The church was packed with donated household supplies of all sizes and types. Red Cross volunteers kept watch, making sure patrons were real tornado victims and not charity abusers. There was a sign-in process requiring the presentation of IDs.
The Red Cross volunteers came from all over the nation. Most were retired and volunteered for the sense of purpose and adventure. Several were from New England and gushed about the warm and friendly nature of Mississippians. They were expecting Mississippi Burning and got Mission Mississippi.
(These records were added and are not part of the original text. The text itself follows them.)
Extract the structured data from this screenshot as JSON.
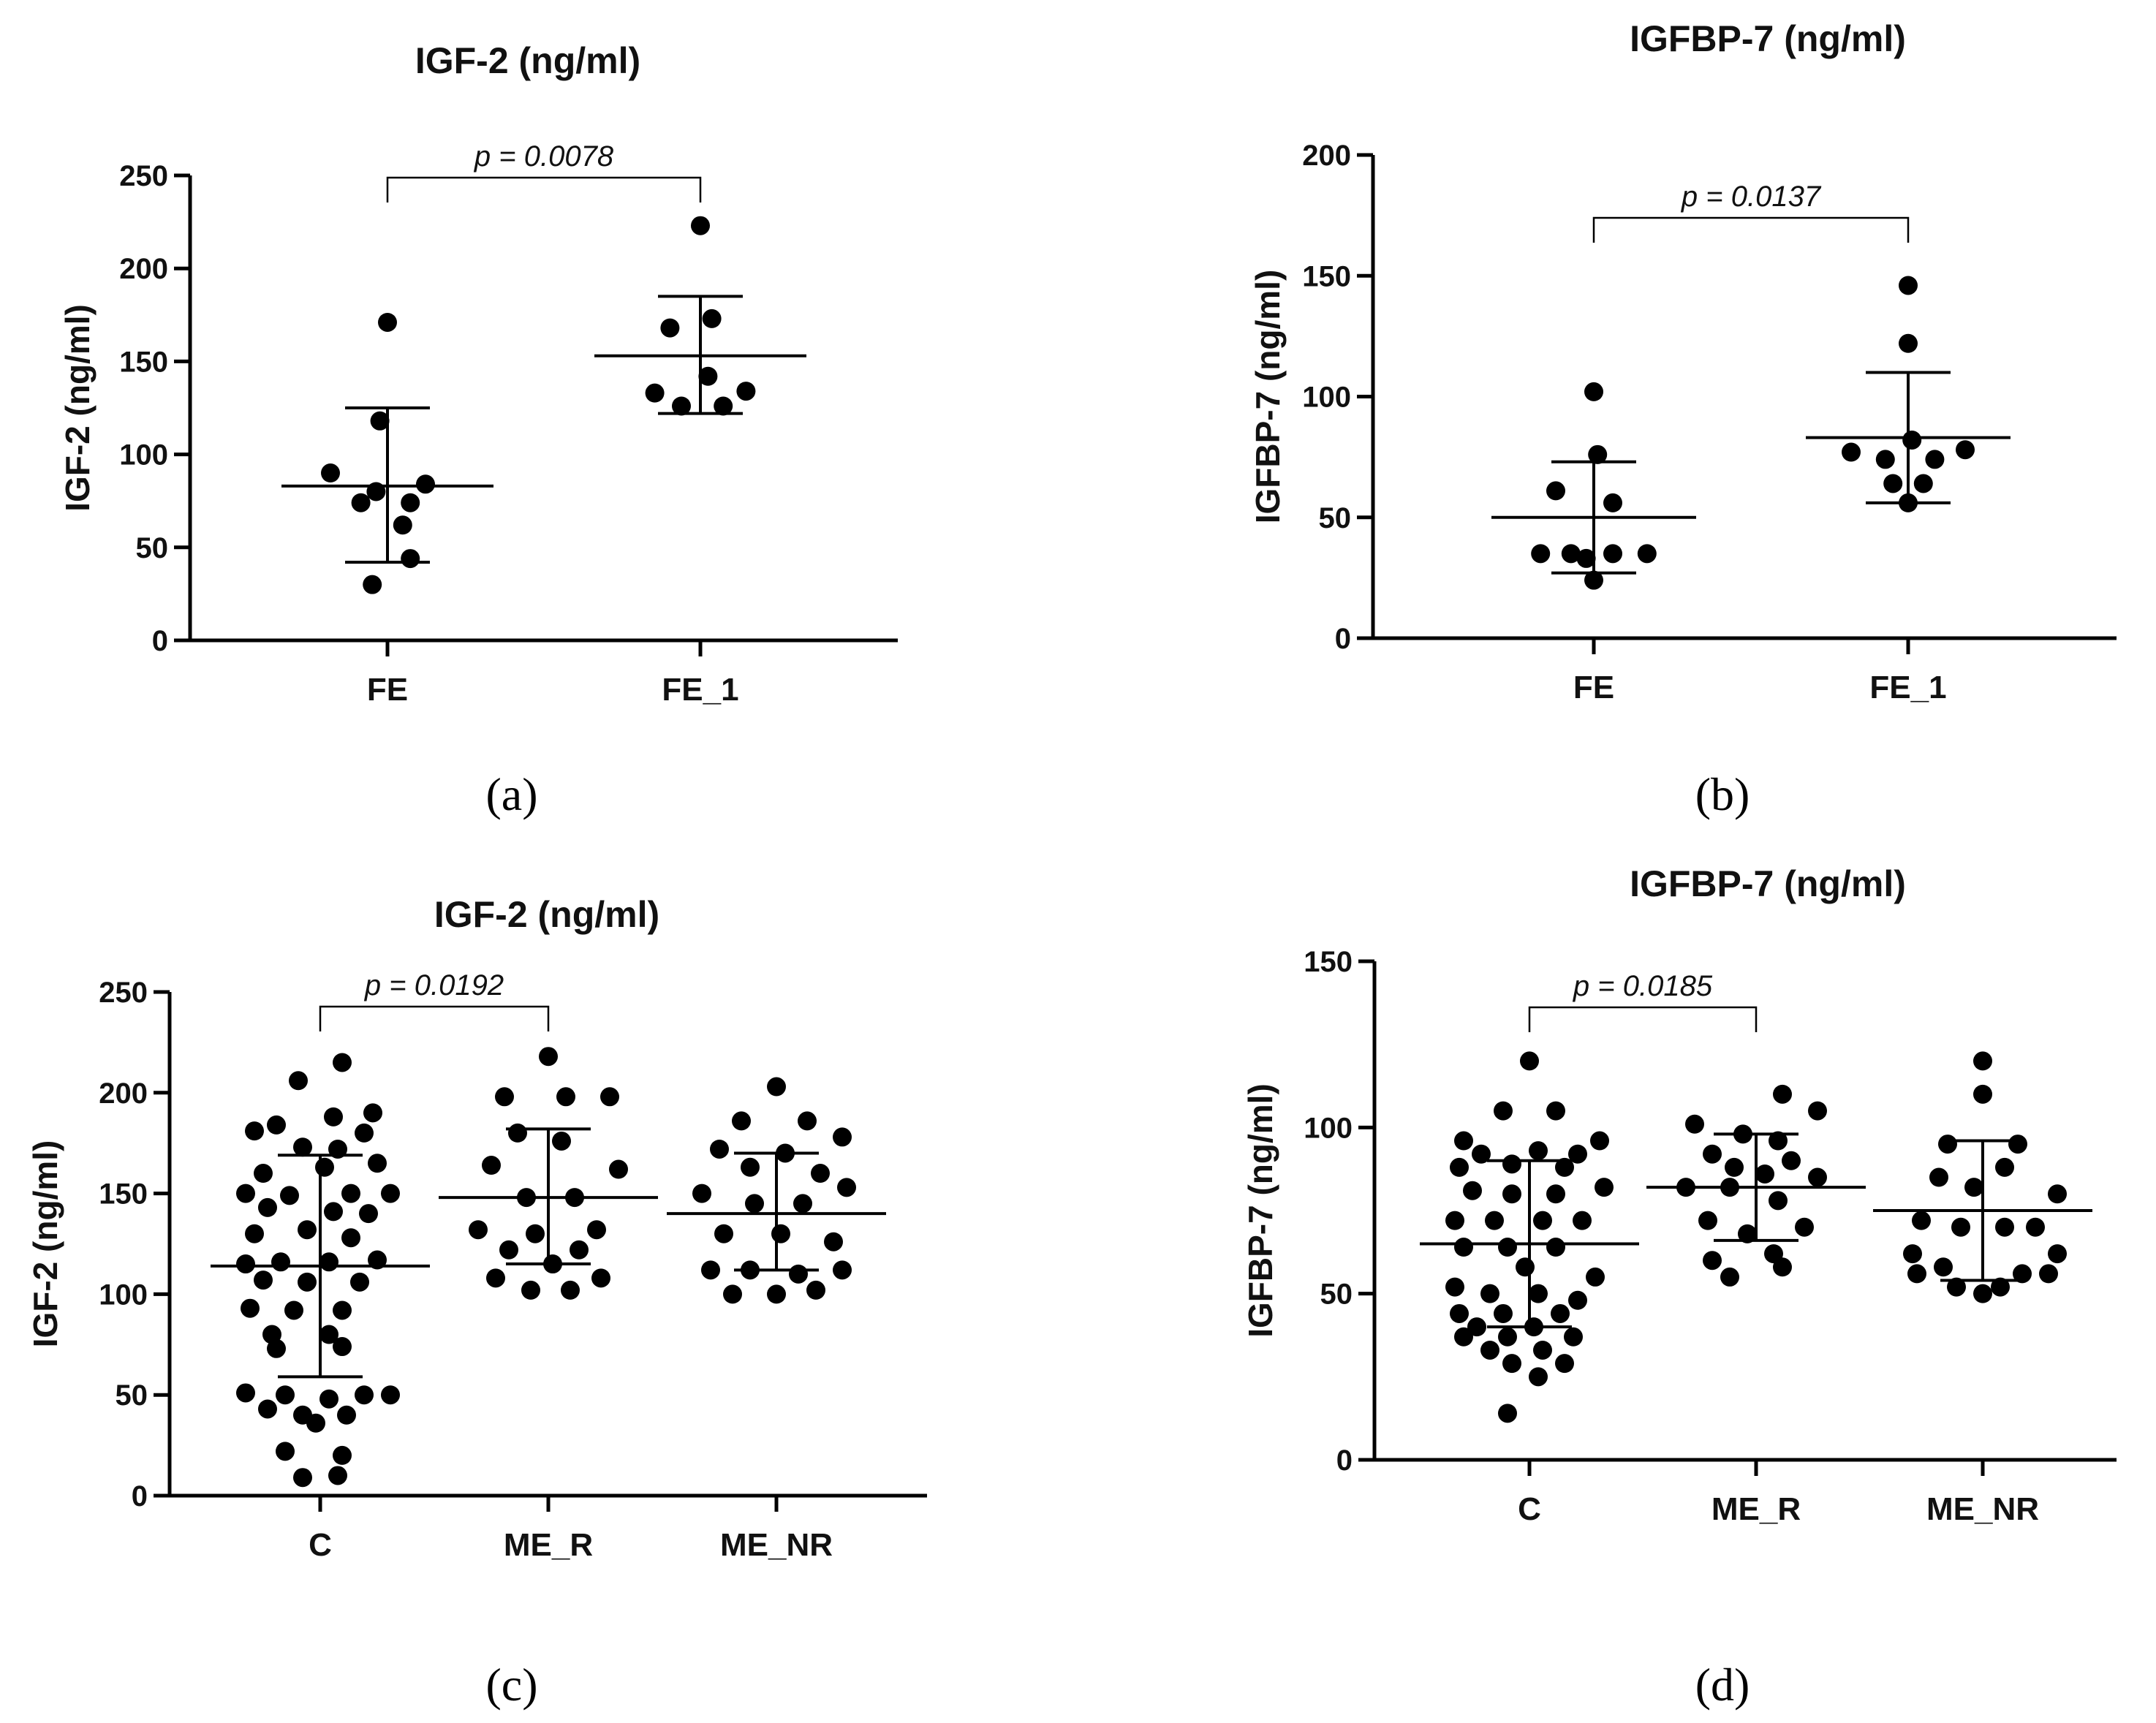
{
  "chart_data": [
    {
      "id": "a",
      "type": "scatter",
      "title": "IGF-2 (ng/ml)",
      "ylabel": "IGF-2 (ng/ml)",
      "caption": "(a)",
      "categories": [
        "FE",
        "FE_1"
      ],
      "ylim": [
        0,
        250
      ],
      "yticks": [
        "0",
        "50",
        "100",
        "150",
        "200",
        "250"
      ],
      "groups": [
        {
          "name": "FE",
          "mean": 83,
          "sd_low": 42,
          "sd_high": 125,
          "points": [
            [
              0,
              171
            ],
            [
              -0.02,
              118
            ],
            [
              -0.15,
              90
            ],
            [
              0.1,
              84
            ],
            [
              -0.03,
              80
            ],
            [
              -0.07,
              74
            ],
            [
              0.06,
              74
            ],
            [
              0.04,
              62
            ],
            [
              0.06,
              44
            ],
            [
              -0.04,
              30
            ]
          ]
        },
        {
          "name": "FE_1",
          "mean": 153,
          "sd_low": 122,
          "sd_high": 185,
          "points": [
            [
              0,
              223
            ],
            [
              0.03,
              173
            ],
            [
              -0.08,
              168
            ],
            [
              0.02,
              142
            ],
            [
              -0.12,
              133
            ],
            [
              0.12,
              134
            ],
            [
              -0.05,
              126
            ],
            [
              0.06,
              126
            ]
          ]
        }
      ],
      "pvalue": {
        "label": "p = 0.0078",
        "between": [
          0,
          1
        ]
      }
    },
    {
      "id": "b",
      "type": "scatter",
      "title": "IGFBP-7 (ng/ml)",
      "ylabel": "IGFBP-7 (ng/ml)",
      "caption": "(b)",
      "categories": [
        "FE",
        "FE_1"
      ],
      "ylim": [
        0,
        200
      ],
      "yticks": [
        "0",
        "50",
        "100",
        "150",
        "200"
      ],
      "groups": [
        {
          "name": "FE",
          "mean": 50,
          "sd_low": 27,
          "sd_high": 73,
          "points": [
            [
              0,
              102
            ],
            [
              0.01,
              76
            ],
            [
              -0.1,
              61
            ],
            [
              0.05,
              56
            ],
            [
              -0.14,
              35
            ],
            [
              -0.06,
              35
            ],
            [
              0.05,
              35
            ],
            [
              0.14,
              35
            ],
            [
              -0.02,
              33
            ],
            [
              0,
              24
            ]
          ]
        },
        {
          "name": "FE_1",
          "mean": 83,
          "sd_low": 56,
          "sd_high": 110,
          "points": [
            [
              0,
              146
            ],
            [
              0,
              122
            ],
            [
              -0.15,
              77
            ],
            [
              0.15,
              78
            ],
            [
              -0.06,
              74
            ],
            [
              0.07,
              74
            ],
            [
              0.01,
              82
            ],
            [
              -0.04,
              64
            ],
            [
              0.04,
              64
            ],
            [
              0,
              56
            ]
          ]
        }
      ],
      "pvalue": {
        "label": "p = 0.0137",
        "between": [
          0,
          1
        ]
      }
    },
    {
      "id": "c",
      "type": "scatter",
      "title": "IGF-2 (ng/ml)",
      "ylabel": "IGF-2 (ng/ml)",
      "caption": "(c)",
      "categories": [
        "C",
        "ME_R",
        "ME_NR"
      ],
      "ylim": [
        0,
        250
      ],
      "yticks": [
        "0",
        "50",
        "100",
        "150",
        "200",
        "250"
      ],
      "groups": [
        {
          "name": "C",
          "mean": 114,
          "sd_low": 59,
          "sd_high": 169,
          "points": [
            [
              0.05,
              215
            ],
            [
              -0.05,
              206
            ],
            [
              0.12,
              190
            ],
            [
              -0.1,
              184
            ],
            [
              0.03,
              188
            ],
            [
              -0.15,
              181
            ],
            [
              0.1,
              180
            ],
            [
              -0.04,
              173
            ],
            [
              0.04,
              172
            ],
            [
              0.13,
              165
            ],
            [
              -0.13,
              160
            ],
            [
              0.01,
              163
            ],
            [
              -0.17,
              150
            ],
            [
              -0.07,
              149
            ],
            [
              0.07,
              150
            ],
            [
              0.16,
              150
            ],
            [
              -0.12,
              143
            ],
            [
              0.03,
              141
            ],
            [
              0.11,
              140
            ],
            [
              -0.15,
              130
            ],
            [
              -0.03,
              132
            ],
            [
              0.07,
              128
            ],
            [
              -0.17,
              115
            ],
            [
              -0.09,
              116
            ],
            [
              0.02,
              116
            ],
            [
              0.13,
              117
            ],
            [
              -0.13,
              107
            ],
            [
              -0.03,
              106
            ],
            [
              0.09,
              106
            ],
            [
              -0.16,
              93
            ],
            [
              -0.06,
              92
            ],
            [
              0.05,
              92
            ],
            [
              -0.11,
              80
            ],
            [
              0.02,
              80
            ],
            [
              -0.1,
              73
            ],
            [
              0.05,
              74
            ],
            [
              -0.17,
              51
            ],
            [
              -0.08,
              50
            ],
            [
              0.02,
              48
            ],
            [
              0.1,
              50
            ],
            [
              0.16,
              50
            ],
            [
              -0.12,
              43
            ],
            [
              -0.04,
              40
            ],
            [
              0.06,
              40
            ],
            [
              -0.01,
              36
            ],
            [
              -0.08,
              22
            ],
            [
              0.05,
              20
            ],
            [
              -0.04,
              9
            ],
            [
              0.04,
              10
            ]
          ]
        },
        {
          "name": "ME_R",
          "mean": 148,
          "sd_low": 115,
          "sd_high": 182,
          "points": [
            [
              0,
              218
            ],
            [
              -0.1,
              198
            ],
            [
              0.04,
              198
            ],
            [
              0.14,
              198
            ],
            [
              -0.07,
              180
            ],
            [
              0.03,
              176
            ],
            [
              -0.13,
              164
            ],
            [
              0.16,
              162
            ],
            [
              -0.05,
              148
            ],
            [
              0.06,
              148
            ],
            [
              -0.16,
              132
            ],
            [
              0.11,
              132
            ],
            [
              -0.03,
              130
            ],
            [
              -0.09,
              122
            ],
            [
              0.07,
              122
            ],
            [
              0.01,
              115
            ],
            [
              -0.12,
              108
            ],
            [
              0.12,
              108
            ],
            [
              -0.04,
              102
            ],
            [
              0.05,
              102
            ]
          ]
        },
        {
          "name": "ME_NR",
          "mean": 140,
          "sd_low": 112,
          "sd_high": 170,
          "points": [
            [
              0,
              203
            ],
            [
              -0.08,
              186
            ],
            [
              0.07,
              186
            ],
            [
              0.15,
              178
            ],
            [
              -0.13,
              172
            ],
            [
              0.02,
              170
            ],
            [
              -0.06,
              163
            ],
            [
              0.1,
              160
            ],
            [
              -0.17,
              150
            ],
            [
              0.16,
              153
            ],
            [
              -0.05,
              145
            ],
            [
              0.06,
              145
            ],
            [
              -0.12,
              130
            ],
            [
              0.01,
              130
            ],
            [
              0.13,
              126
            ],
            [
              -0.15,
              112
            ],
            [
              0.15,
              112
            ],
            [
              -0.06,
              112
            ],
            [
              0.05,
              110
            ],
            [
              -0.1,
              100
            ],
            [
              0,
              100
            ],
            [
              0.09,
              102
            ]
          ]
        }
      ],
      "pvalue": {
        "label": "p = 0.0192",
        "between": [
          0,
          1
        ]
      }
    },
    {
      "id": "d",
      "type": "scatter",
      "title": "IGFBP-7 (ng/ml)",
      "ylabel": "IGFBP-7 (ng/ml)",
      "caption": "(d)",
      "categories": [
        "C",
        "ME_R",
        "ME_NR"
      ],
      "ylim": [
        0,
        150
      ],
      "yticks": [
        "0",
        "50",
        "100",
        "150"
      ],
      "groups": [
        {
          "name": "C",
          "mean": 65,
          "sd_low": 40,
          "sd_high": 90,
          "points": [
            [
              0,
              120
            ],
            [
              -0.06,
              105
            ],
            [
              0.06,
              105
            ],
            [
              -0.15,
              96
            ],
            [
              0.16,
              96
            ],
            [
              -0.11,
              92
            ],
            [
              0.02,
              93
            ],
            [
              0.11,
              92
            ],
            [
              -0.16,
              88
            ],
            [
              -0.04,
              89
            ],
            [
              0.08,
              88
            ],
            [
              0.17,
              82
            ],
            [
              -0.13,
              81
            ],
            [
              -0.04,
              80
            ],
            [
              0.06,
              80
            ],
            [
              -0.17,
              72
            ],
            [
              -0.08,
              72
            ],
            [
              0.03,
              72
            ],
            [
              0.12,
              72
            ],
            [
              -0.15,
              64
            ],
            [
              -0.05,
              64
            ],
            [
              0.06,
              64
            ],
            [
              -0.01,
              58
            ],
            [
              0.15,
              55
            ],
            [
              -0.17,
              52
            ],
            [
              -0.09,
              50
            ],
            [
              0.02,
              50
            ],
            [
              0.11,
              48
            ],
            [
              -0.16,
              44
            ],
            [
              -0.06,
              44
            ],
            [
              0.07,
              44
            ],
            [
              -0.12,
              40
            ],
            [
              0.01,
              40
            ],
            [
              -0.15,
              37
            ],
            [
              -0.05,
              37
            ],
            [
              0.1,
              37
            ],
            [
              -0.09,
              33
            ],
            [
              0.03,
              33
            ],
            [
              0.08,
              29
            ],
            [
              -0.04,
              29
            ],
            [
              0.02,
              25
            ],
            [
              -0.05,
              14
            ]
          ]
        },
        {
          "name": "ME_R",
          "mean": 82,
          "sd_low": 66,
          "sd_high": 98,
          "points": [
            [
              0.06,
              110
            ],
            [
              -0.14,
              101
            ],
            [
              0.14,
              105
            ],
            [
              -0.03,
              98
            ],
            [
              0.05,
              96
            ],
            [
              -0.1,
              92
            ],
            [
              0.08,
              90
            ],
            [
              -0.05,
              88
            ],
            [
              0.02,
              86
            ],
            [
              0.14,
              85
            ],
            [
              -0.16,
              82
            ],
            [
              -0.06,
              82
            ],
            [
              0.05,
              78
            ],
            [
              -0.11,
              72
            ],
            [
              0.11,
              70
            ],
            [
              -0.02,
              68
            ],
            [
              0.04,
              62
            ],
            [
              -0.1,
              60
            ],
            [
              0.06,
              58
            ],
            [
              -0.06,
              55
            ]
          ]
        },
        {
          "name": "ME_NR",
          "mean": 75,
          "sd_low": 54,
          "sd_high": 96,
          "points": [
            [
              0,
              120
            ],
            [
              0,
              110
            ],
            [
              -0.08,
              95
            ],
            [
              0.08,
              95
            ],
            [
              0.05,
              88
            ],
            [
              -0.1,
              85
            ],
            [
              0.17,
              80
            ],
            [
              -0.02,
              82
            ],
            [
              -0.14,
              72
            ],
            [
              0.12,
              70
            ],
            [
              -0.05,
              70
            ],
            [
              0.05,
              70
            ],
            [
              -0.16,
              62
            ],
            [
              0.17,
              62
            ],
            [
              -0.09,
              58
            ],
            [
              0.09,
              56
            ],
            [
              -0.15,
              56
            ],
            [
              0.15,
              56
            ],
            [
              -0.06,
              52
            ],
            [
              0.04,
              52
            ],
            [
              0,
              50
            ]
          ]
        }
      ],
      "pvalue": {
        "label": "p = 0.0185",
        "between": [
          0,
          1
        ]
      }
    }
  ]
}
I asked the Red Cross volunteers how everything was organized between MEMA, FEMA, the Red Cross, churches and independent organizations seeking to help. Basically, there’s an entire process that has been refined over decades of disaster relief. The heads of all the organizations meet at the very beginning and delegate tasks and set up a command structure. It’s quite impressive.
Even more impressive was the storm damage. This was an EF-4 tornado with winds around 200 miles an hour. Standing just by the church was a huge pine tree pierced by a six-inch-thick metal spike. The spike, which was 12 feet long, looked like a low-hanging limb until you looked closer.
It is the swirling debris that kills. Every loose item becomes shrapnel. That’s why getting in a bathtub is a good idea. It’s the closest you can get to a suit of armor.
I met one lady, Nancy Carithers, who had just finished remodeling her house. Now it’s beyond repair. She’s planning to rebuild. She told me the only thing untouched were all her crucifixes and Christian items hanging on the walls. “That’s a God thing,” she told me.
Included untouched was an angelic oil portrait of her six-year-old child who was run over and killed decades ago. The hurt never goes away, she told me, but the driver came to find the Lord after the accident. “His soul got saved for eternity,” she said, which gives her peace.
A dozen piles of debris surrounded the Silver City First Baptist Church. These piles were around 15 feet high, spreading out 15 yards in all directions, mainly composed of shredded trees, but mixed with household items and brick, metal and other man-made materials.
Everywhere sat five-foot-tall shredded stumps of trees that were probably 80-feet high before the tornado. It’s hard to comprehend the force. The total tornado path width seemed to be hundreds of yards wide, enough to pretty much wipe out all of Silver City.
I noticed a brochure advertising a job fair for tornado victims. Other brochures advertised other services for victims. What a blessing to live in the United States where there is a support system for the worst of tragedies.
Throughout it all, I sensed an indomitable spirit that can only come from God. Folks were fatalistic, yet upbeat, ready to rebuild and move on with their lives. Instead of cursing God, Silver City seems to be accepting this disaster as yet another character-building challenge. I found people full of hope, not mired in despair.